General Lessa da reserva banca o golpista machão, conduta que jamais teve na ativa contra o Lula


Por Davis Sena Filho — Palavra Livre


Tudo é uma questão de opinião. Dou como exemplo a opinião completamente destrambelhada e totalmente fora de propósito e da realidade do general da reserva, Luiz Gonzaga Lessa,  que tirou o pijama e retirou o terno do armário para vociferar sandices, que depois de ditas, irresponsavelmente, o oficial deveria ser recolhido a uma dependência militar e ficar por lá alguns dias até retomar o juízo e a capacidade de discernimento e ponderação.

Realmente, e sem generalizar porque não seria justo, quando militares aposentados e de alta patente falam de política é literalmente um desastre. As posições políticas são sempre conservadoras, reacionárias e com linguajar violento, além dos preconceitos embutidos em suas explanações estapafúrdias completamente baseadas em analfabetismo político e pela incompreensão quase proposital sobre o que está em jogo ou não neste grave momento da história do Brasil causado pelo golpe de estado de terceiro mundo de 2016.   

Não é o primeiro oficial-general, da reserva ou da ativa, que recorre ao proselitismo político barato e às ameaças de golpe militar, que eles chamam cinicamente e hipocritamente de "intervenção" militar, como se todo mundo vivesse em um estado de letargia mental ou fosse vítima de lobotomia, realidades mórbidas que acarretariam a não percepção de que o Brasil está à mercê de golpistas civis e fardados, de extrema direita, que se importam apenas em apagar o incêndio da crise política e institucional brasileira com gasolina.

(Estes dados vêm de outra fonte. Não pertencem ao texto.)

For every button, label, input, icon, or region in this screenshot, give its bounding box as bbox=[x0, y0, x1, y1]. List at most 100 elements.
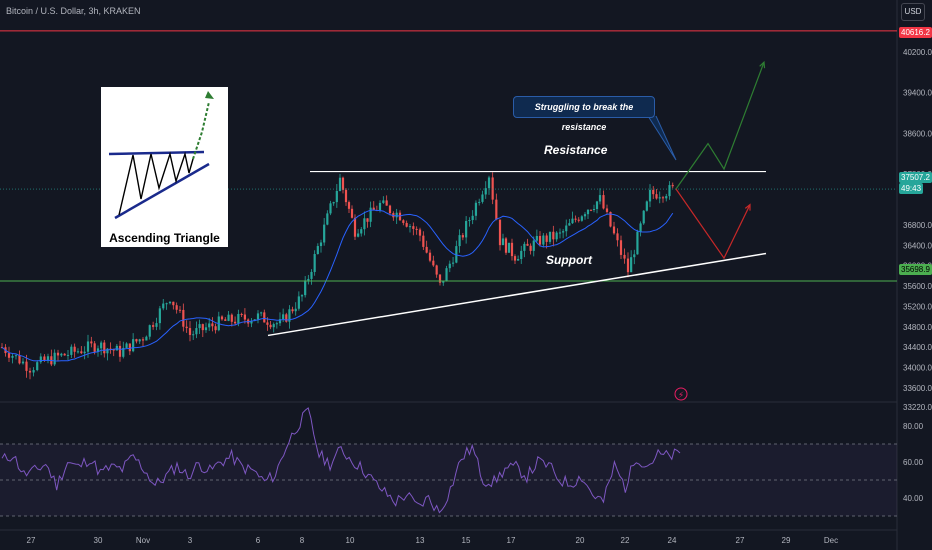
currency-button[interactable]: USD bbox=[901, 3, 925, 21]
candle-body bbox=[269, 324, 272, 328]
candle-body bbox=[671, 185, 674, 187]
candle-body bbox=[558, 232, 562, 234]
candle-body bbox=[80, 351, 83, 354]
resistance-label: Resistance bbox=[544, 143, 608, 157]
candle-body bbox=[474, 202, 478, 216]
candle-body bbox=[304, 280, 307, 296]
candle-body bbox=[648, 189, 652, 202]
moving-average-line bbox=[1, 209, 674, 362]
candle-body bbox=[316, 246, 319, 255]
price-tick-label: 36800.0 bbox=[903, 221, 932, 230]
candle-body bbox=[458, 235, 461, 247]
candle-body bbox=[445, 268, 448, 282]
candle-body bbox=[300, 295, 304, 297]
candle-body bbox=[25, 361, 28, 371]
time-tick-label: 17 bbox=[507, 536, 516, 545]
price-tick-label: 33600.0 bbox=[903, 384, 932, 393]
candle-body bbox=[385, 200, 388, 206]
candle-body bbox=[112, 349, 115, 351]
chart-title: Bitcoin / U.S. Dollar, 3h, KRAKEN bbox=[6, 6, 141, 16]
candle-body bbox=[363, 218, 366, 230]
candle-body bbox=[609, 211, 612, 227]
candle-body bbox=[175, 305, 178, 310]
candle-body bbox=[353, 217, 357, 237]
support-price-badge: 35698.9 bbox=[899, 264, 932, 275]
candle-body bbox=[529, 245, 532, 251]
candle-body bbox=[491, 177, 494, 200]
candle-body bbox=[652, 189, 655, 195]
candle-body bbox=[208, 323, 211, 328]
time-tick-label: 30 bbox=[94, 536, 103, 545]
candle-body bbox=[455, 246, 458, 263]
candle-body bbox=[408, 226, 412, 228]
candle-body bbox=[405, 222, 408, 227]
candle-body bbox=[132, 339, 135, 352]
candle-body bbox=[115, 345, 118, 351]
candle-body bbox=[583, 214, 587, 217]
candle-body bbox=[233, 321, 237, 324]
candle-body bbox=[605, 208, 609, 212]
candle-body bbox=[565, 225, 568, 232]
candle-body bbox=[555, 232, 558, 240]
candle-body bbox=[182, 309, 185, 327]
candle-body bbox=[201, 324, 204, 331]
time-tick-label: 10 bbox=[346, 536, 355, 545]
candle-body bbox=[586, 209, 590, 215]
candle-body bbox=[484, 188, 487, 195]
candle-body bbox=[165, 303, 168, 305]
rsi-line bbox=[1, 407, 681, 514]
candle-body bbox=[332, 202, 335, 204]
ascending-triangle-inset: Ascending Triangle bbox=[101, 87, 228, 247]
candle-body bbox=[378, 202, 382, 211]
candle-body bbox=[642, 210, 645, 224]
candle-body bbox=[639, 223, 642, 232]
candle-body bbox=[366, 218, 369, 222]
candle-body bbox=[96, 348, 100, 352]
candle-body bbox=[11, 355, 14, 358]
candle-body bbox=[145, 336, 148, 341]
candle-body bbox=[21, 361, 25, 364]
time-tick-label: 13 bbox=[416, 536, 425, 545]
candle-body bbox=[195, 328, 198, 335]
candle-body bbox=[645, 201, 648, 211]
lines-layer bbox=[0, 30, 897, 337]
candle-body bbox=[568, 223, 571, 226]
candle-body bbox=[240, 313, 243, 315]
candle-body bbox=[636, 231, 639, 255]
candle-body bbox=[442, 281, 445, 283]
candle-body bbox=[630, 257, 633, 273]
candle-body bbox=[18, 355, 21, 364]
candle-body bbox=[507, 242, 511, 253]
candle-body bbox=[275, 323, 278, 325]
candle-body bbox=[250, 320, 253, 324]
inset-caption: Ascending Triangle bbox=[109, 231, 220, 245]
candle-body bbox=[148, 325, 151, 337]
candle-body bbox=[661, 197, 665, 199]
bearish-projection bbox=[675, 188, 751, 260]
time-tick-label: 24 bbox=[668, 536, 677, 545]
candle-body bbox=[172, 301, 175, 306]
candle-body bbox=[395, 212, 398, 218]
rsi-tick-label: 40.00 bbox=[903, 494, 924, 503]
candle-body bbox=[468, 220, 471, 222]
candle-body bbox=[471, 215, 474, 221]
candle-body bbox=[291, 309, 294, 312]
candle-body bbox=[319, 242, 323, 247]
bullish-arrowhead bbox=[759, 60, 766, 69]
candle-body bbox=[577, 219, 580, 221]
lightning-icon[interactable] bbox=[674, 387, 688, 401]
candle-body bbox=[655, 194, 658, 199]
candle-body bbox=[571, 218, 574, 224]
candle-body bbox=[155, 323, 158, 327]
candle-body bbox=[63, 353, 66, 356]
candle-body bbox=[224, 319, 227, 321]
candle-body bbox=[272, 324, 275, 328]
candle-body bbox=[350, 208, 354, 218]
candle-body bbox=[545, 235, 548, 242]
candle-body bbox=[125, 343, 128, 348]
support-trendline bbox=[267, 252, 767, 337]
candle-body bbox=[86, 341, 90, 352]
rsi-panel bbox=[0, 407, 897, 517]
time-tick-label: 29 bbox=[782, 536, 791, 545]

O general Lessa não é um idiota. Pode até parecer, mas não é. Trata-se de um direitista raivoso com dotes messiânicos, que pensa que o golpe de 2016 será resolvido com a prisão de Lula, quando não é o Lula o problema, mas, sim, os militares, os juízes, os procuradores, os delegados e os empresários, principalmente os donos do oligopólio Globo, além do Congresso à mercê de gente como o presidiário Eduardo Cunha, que levou a legítima presidente Dilma Rousseff à deposição e, consequentemente, quebraram em vários pedaços a ordem democrática, constitucional e institucional.

O militar vociferante e que baba de ódio pelo PT e suas lideranças sabe muito bem que sua instituição, o Exército, em todos os tempos sempre compôs com as oligarquias, além de ter relações carnais com as forças armadas norte-americanas. Geralmente, tais militares de alta patente são adeptos e aliados da casa grande escravocrata brasileira, bem como estão sempre dispostos a defender seus interesses, mesmo contra os interesses do Brasil, como acontece agora com a entrega do patrimônio público nacional por decisão do desgoverno de *mi-shell temer, formado pelos golpistas mais corruptos, antinacionais e antipatriotas da história do Brasil.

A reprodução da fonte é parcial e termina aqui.